You entered your 20s and you have probably graduated from college. Or maybe you are still on your way to get your diploma. Regardless, it is the age to find your first job and receive your first paycheck. The question, how would you live well in your 20s while being responsible for your finances? That’s a problem many young adults are struggling.
Now if you want to financially responsible young professional at your age, here are 10 smart hacks to deal with your finances in your 20s (and even in your 30s!).s
1. Identify and develop marketable skills
Finding a good, decent-paying job is the first thing you need to do if you want to properly deal with your finances. Even if you do not have a college diploma yet, you can still improve the skills you currently have by getting training certifications so you can soon profit from those skills.
Turn yourself into a marketable professional and you will have a good job and pay. You can also have a side hustle using these skills. A side hustle or business removes the risk of being jobless even if the economic conditions are quite difficult. It is also an alternative source of income, so you do not have to fully rely on your regular job as your only source of income.
2. Don’t Use Credit Card
One of the best ways to be responsible in your money is to stop using credit cards and to stop using credit cards, you will need the utmost sacrifices.
Being debt-free starts with being credit less. Interests can leech away our wealth. So as long you are still credit card less, remain to be one and avoid being on debt in any way. Make sure you have enough money to pay when borrowing something else.
3. Be a responsible credit card holder
There’s nothing with using credit cards if you know how to properly use them. Only borrow money for things you can afford to pay immediately.
For long term debt payments such as house or cards, it is fine if you pay for a solid down payment. Credits like these are also your chance to build up a good credit history.
A good credit card history has many benefits. It gives you more best interest rates to your future loans, determines your insurance rates and security deposits, and sometimes, can be used when a company you applied for does a background check about you.
Just remember to avoid carrying a balance for a long time when using credit cards. These cards are supposed to help you with your finances, not to conjure you with debts.
4. Pay Your Bills on Time
Once you hit the age of 20 and start your own money, you will also face the challenge of paying your bills. You must pay each bill on time. Any missed or delayed payments may incur additional charges or penalty.
5. Open Your Own Checking and Savings Account
Still under a joining bank account with your parents? You’re on your 20s and you are finally earning your own, it is high time that you move to a separate account and start managing your own money.

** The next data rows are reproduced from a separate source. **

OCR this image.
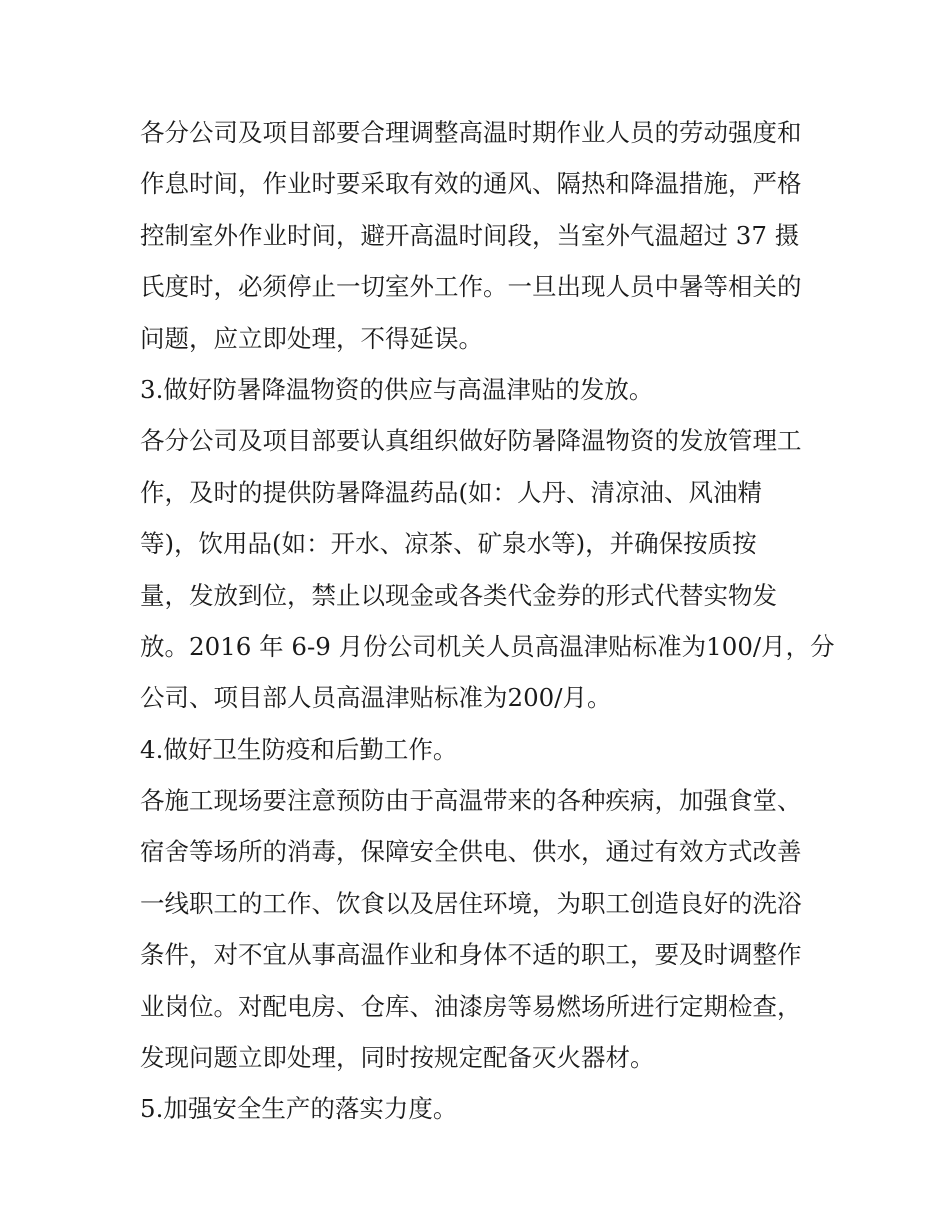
各分公司及项目部要合理调整高温时期作业人员的劳动强度和
作息时间，作业时要采取有效的通风、隔热和降温措施，严格
控制室外作业时间，避开高温时间段，当室外气温超过 37 摄
氏度时，必须停止一切室外工作。一旦出现人员中暑等相关的
问题，应立即处理，不得延误。
3.做好防暑降温物资的供应与高温津贴的发放。
各分公司及项目部要认真组织做好防暑降温物资的发放管理工
作，及时的提供防暑降温药品(如：人丹、清凉油、风油精
等)，饮用品(如：开水、凉茶、矿泉水等)，并确保按质按
量，发放到位，禁止以现金或各类代金券的形式代替实物发
放。2016 年 6-9 月份公司机关人员高温津贴标准为100/月，分
公司、项目部人员高温津贴标准为200/月。
4.做好卫生防疫和后勤工作。
各施工现场要注意预防由于高温带来的各种疾病，加强食堂、
宿舍等场所的消毒，保障安全供电、供水，通过有效方式改善
一线职工的工作、饮食以及居住环境，为职工创造良好的洗浴
条件，对不宜从事高温作业和身体不适的职工，要及时调整作
业岗位。对配电房、仓库、油漆房等易燃场所进行定期检查，
发现问题立即处理，同时按规定配备灭火器材。
5.加强安全生产的落实力度。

For checking accounts, many banks offer free creation of checking accounts. For savings account, look for banks offering high-yield chances of earning a return. Set up a regular schedule of depositing money to your accounts even if it’s just a dollar or two. No matter how small the amount of your added money, it is still called a saving so practice this habit.
6. Learn About Investing
Find out for different ways on how to acquire returns for your money. There are investing companies offering low-cost fund investments as well as usage of dividend stocks.
Understand the basics of investing and find out how you can use a taxable account, In addition to your retirement account.

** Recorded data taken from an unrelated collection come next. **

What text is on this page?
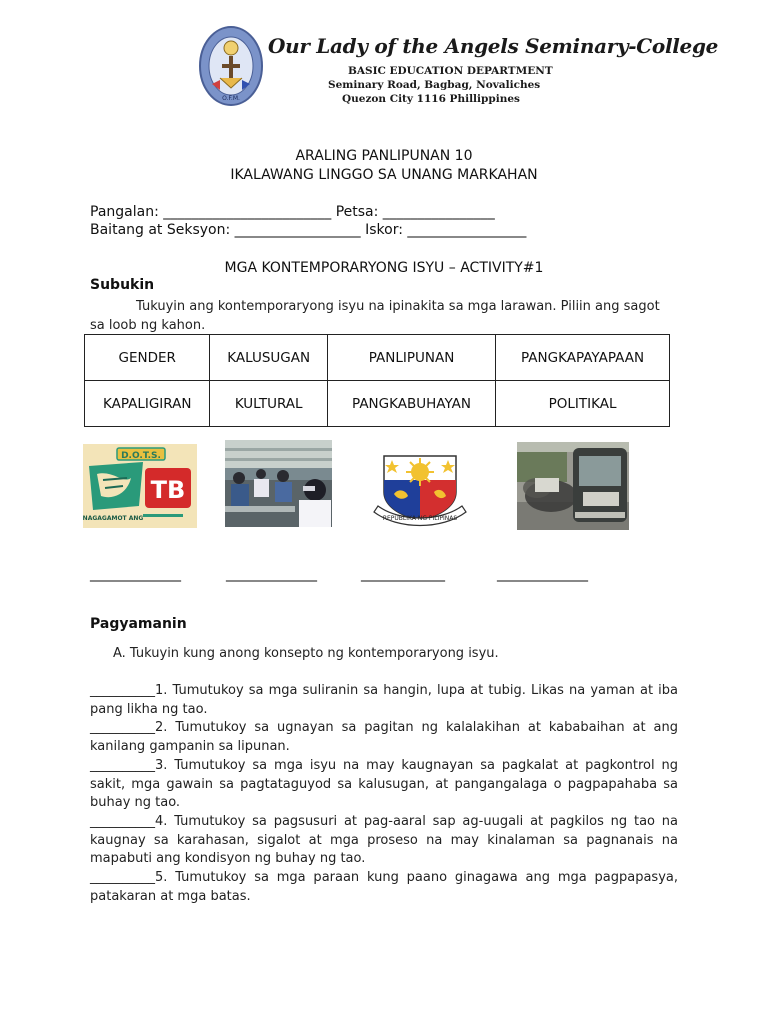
O.F.M.
Our Lady of the Angels Seminary-College
BASIC EDUCATION DEPARTMENT
Seminary Road, Bagbag, Novaliches
Quezon City 1116 Phillippines
ARALING PANLIPUNAN 10
IKALAWANG LINGGO SA UNANG MARKAHAN
Pangalan: ________________________ Petsa: ________________
Baitang at Seksyon: __________________ Iskor: _________________
MGA KONTEMPORARYONG ISYU – ACTIVITY#1
Subukin
Tukuyin ang kontemporaryong isyu na ipinakita sa mga larawan. Piliin ang sagot sa loob ng kahon.
GENDER	KALUSUGAN	PANLIPUNAN	PANGKAPAYAPAAN
KAPALIGIRAN	KULTURAL	PANGKABUHAYAN	POLITIKAL
D.O.T.S.
TB
NAGAGAMOT ANG	REPUBLIKA NG PILIPINAS
_____________	_____________	____________	_____________
Pagyamanin
A. Tukuyin kung anong konsepto ng kontemporaryong isyu.

__________1. Tumutukoy sa mga suliranin sa hangin, lupa at tubig. Likas na yaman at iba pang likha ng tao.

__________2. Tumutukoy sa ugnayan sa pagitan ng kalalakihan at kababaihan at ang kanilang gampanin sa lipunan.

__________3. Tumutukoy sa mga isyu na may kaugnayan sa pagkalat at pagkontrol ng sakit, mga gawain sa pagtataguyod sa kalusugan, at pangangalaga o pagpapahaba sa buhay ng tao.

__________4. Tumutukoy sa pagsusuri at pag-aaral sap ag-uugali at pagkilos ng tao na kaugnay sa karahasan, sigalot at mga proseso na may kinalaman sa pagnanais na mapabuti ang kondisyon ng buhay ng tao.

__________5. Tumutukoy sa mga paraan kung paano ginagawa ang mga pagpapasya, patakaran at mga batas.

7. Purchase a Life Insurance
Life insurance? At the age of 25? Ewwww! Isn’t that something older people needs?
If this is your current mindset about getting life insurance, don’t worry, because it’s a common thing. However, do you know that you can get life insurance at a better and more affordable rate when you are still young and healthy? Yes.
Purchasing life insurance in your 20s is better if you plan to build your own family in the next decade or even a few years later. This way, you will already have the foundation for the financial protection of your family.
8. Open a retirement account
Retirement account? In your 20s? Yes. If you want a better future, it is good to save up for your retirement as soon as you start earning income. You can get a thousand more bucks if you start in your 20s rather than waiting until you are 30 or 40.
9. Build an emergency fund
Your retirement fund and life insurance will not save you from all your problems. You will still need an extra source of savings to get money from in case of emergency (or some unexpected events).
One of the most recommended emergency funds amount is around three to six months worth of your monthly salary. With this amount, you can easily spend for your emergency expenses even when you do not have a regular job.
10. Establish Your Priorities
Categorizing things in your according to their priority level is a huge thing to balance where your money goes into. Think about how you would want to use your money and what you want to accomplish with your money. Prioritize spending on things you value the most rather than wasting it on those that do not really matter to you. It is okay to purchase things and experiences that make you happy if they are important and do not feel like a waste over time.